When he judged they were high enough, he flew her over the city walls and the enemy camp beyond.
The Threskelans’ yellow fires flickered, just barely revealing the nearest soldiers and tents. No one called the alarm as Gaedynn soared overhead, and he inwardly conceded that Eider might have had a point. Maybe it hadn’t been necessary to rise so high. Maybe the night was shield enough. But also maybe not. Kobolds, orcs, and some of the other beings in the Great Bone Wyrm’s employ saw pretty well in the dark.
Gaedynn flew some distance beyond the force encircling Soolabax, then set down behind a stand of oaks.
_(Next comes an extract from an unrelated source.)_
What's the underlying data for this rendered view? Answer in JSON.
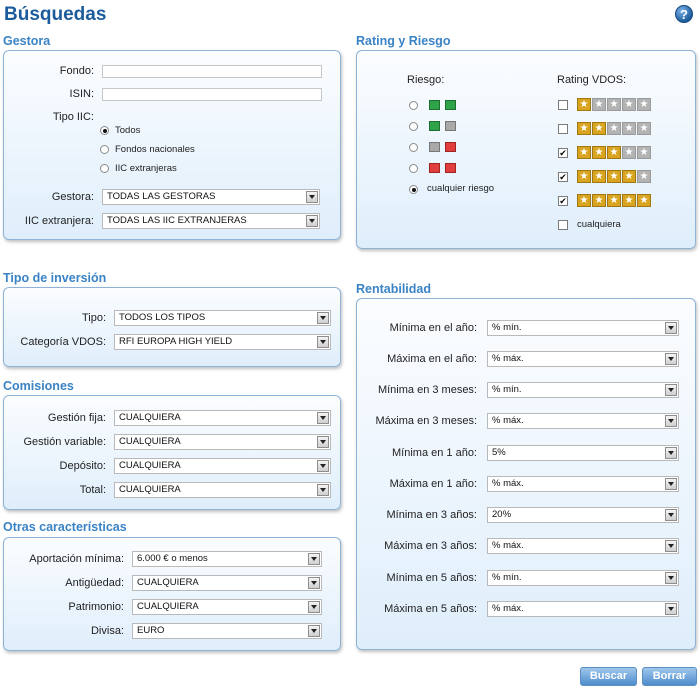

If he’d been in command of Alasklerbanbastos’s army, he would have stationed a picket or two among the trees. But he hadn’t spotted any when he’d flown over in the daylight.
He scrutinized the shadows under the branches and decided no one was there now either. Something made a tiny rustling sound in the underbrush, but his hunter’s instincts told him it was a small animal, a vole or stoat perhaps, not a threat.
He unbuckled his safety straps, swung himself out of the saddle, and led Eider into the cover the coppice afforded. “Wait for me here,” he said. “Keep out of sight.”
Eider grunted. No wizard had altered her in the womb, and she didn’t possess a quasi-human intelligence like Jet. Still, Gaedynn was confident she understood.
He patted her head, then headed for the far side of the oaks. By the time he reached it, he was crouching low and creeping.
He was reasonably sure the enemy force was directing most of its vigilance inward, toward the town that was their objective. But they surely had at least a few sentries looking out at the countryside too. So he all but crawled across the open ground between the coppice and the tents and fires on the near side of the half-erected earthworks and half-assembled siege towers and trebuchets. He paused often to study the ground ahead.
He supposed a charm of invisibility could have made the little excursion easier. But relying on such an enchantment could also mean disaster. There were wards that could strip away invisibility. Bareris Anskuld had run into one at the Dread Ring in Lapendrar. And since Gaedynn was no spellcaster, he doubted his ability to detect and avoid them. Better then to rely on the woodcraft he’d learned during his captivity in the Yuirwood.